Yes we believe in educating the customer. That is the way we roll. So to protect myself yes i do educate the customer and when I do in the past it is usually thier decision not mine to paint over. I only do what they want or I would be risking overselling and risking losing a big job. Again it goes back to reading the customer as mentioned in other threads. Just like you I don't want to do anything to lose a long term customer or do anything un professional in any way. Everything is market and budget driven no matter what part of the country u live in anyway.
Sorry this is so long. Got to much free time I guess. Just wanted to give the OP the whole deal in one message is all.


----------



## dg1267 (Dec 6, 2012)

@ "the paintman"... WOW! You really knocked it out of the ballpark in the knowledge department! I appreciate the long post, really. 

I've been painting for years, but not as a "professional painter. I was a remodeler and I've decided to narrow my scope to just painting. Like I said, I'm not a professional. So any info like you gave is great. I strive for quality and am continually looking to better myself and my knowledge base. This forum seems to be quite active unlike some of the others I've looked at. So you'll probably see me on here for a while posting noob questions. LOL 

But anyway, thanks again to everyone who helped point me in the right direction on this task. I do appreciate it!


----------



## mudbone (Dec 26, 2011)

Painting over wallcovering to me is a stopgap procedure!


----------



## chrisn (Jul 15, 2007)

As I replied on the other forum. I would strip it or walk. Painting over it CAN work but I would not risk it, ESPECIALLY in a bank.


----------



## ProWallGuy (Apr 7, 2007)

This thread just made me throw up in my mouth. Just a little bit, but enough.


----------



## TJ Paint (Jun 18, 2009)

I don't care about painting over wallpaper.

On a good note, painted commercial wallpaper isn't as tough to take down as others. 

If someone pays good enough to paint over it and they know it's not as good as removing it, there's always going to be someone who will do it.

It usually looks bad though.


----------



## mudbone (Dec 26, 2011)

Toolnut said:


> Not a real wallpaper guy but I think the reason the guy from SW said go with oil is anything water based will tend to loosed the glue behind the paper. And in my opinion Bin (shellac based) will work.But if I could I would sure try to remove rather than go over as this can open a whole can of worms down the road. And yes the primer will defiantly work with Pro-Mar.


 Glue?:blink::no:


----------



## ProWallGuy (Apr 7, 2007)

mudbone said:


> Glue?:blink::no:


You tell him Chris.


----------



## daArch (Mar 15, 2008)

@ the paintman,

Thanks for the in depth reply. I understand your position and will grant you some points, but I disagree with others.

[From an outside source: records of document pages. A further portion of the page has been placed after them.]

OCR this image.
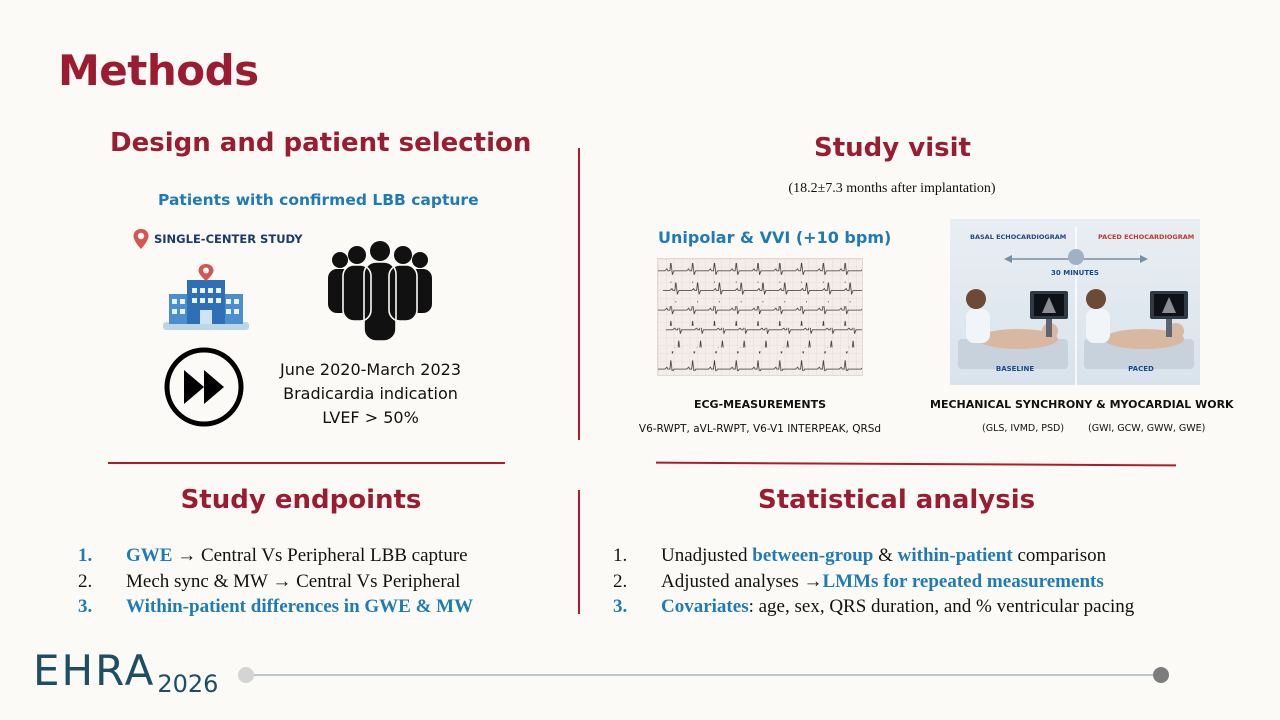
Methods
Design and patient selection
Patients with confirmed LBB capture
SINGLE-CENTER STUDY
June 2020-March 2023
Bradicardia indication
LVEF > 50%
Study visit
(18.2±7.3 months after implantation)
Unipolar & VVI (+10 bpm)
ECG-MEASUREMENTS
V6-RWPT, aVL-RWPT, V6-V1 INTERPEAK, QRSd
BASAL ECHOCARDIOGRAM	PACED ECHOCARDIOGRAM
30 MINUTES
BASELINE	PACED
MECHANICAL SYNCHRONY & MYOCARDIAL WORK
(GLS, IVMD, PSD)	(GWI, GCW, GWW, GWE)
Study endpoints
1.	GWE → Central Vs Peripheral LBB capture
2.	Mech sync & MW → Central Vs Peripheral
3.	Within-patient differences in GWE & MW
Statistical analysis
1.	Unadjusted between-group & within-patient comparison
2.	Adjusted analyses → LMMs for repeated measurements
3.	Covariates : age, sex, QRS duration, and % ventricular pacing
EHRA 2026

I will not even begin to take everyone's time and attention to discuss our differences and agreements for each point (although I would love to do so in person). I think the best that can be said is that every case should be judged on its own based on the knowledge that one has gained over the years through experience and listening to others. 

in other words, one size does not fit all.


----------



## Gwarel (May 8, 2012)

I painted over a textured VWC this year with Glidden Lifemaster eggshell (2 coats). I did a test area using 123 primer and another test with no primer before starting the job. The paint bonded with no primer and looked great when finished. It just looked like new VWC in a new color.


----------



## daArch (Mar 15, 2008)

Gwarel said:


> I painted over a textured VWC this year with Glidden Lifemaster eggshell (2 coats). I did a test area using 123 primer and another test with no primer before starting the job. The paint bonded with no primer and looked great when finished. It just looked like new VWC in a new color.


How did it stand the test of time ?


----------



## TJ Paint (Jun 18, 2009)

daArch said:


> in other words, one size does not fit all.


That's what she said...

:yes:


----------



## Gwarel (May 8, 2012)

daArch said:


> How did it stand the test of time ?


I've done the same on other properties for the same customer in the past. They have always been satisfied with the results and I have not heard of any problems.


----------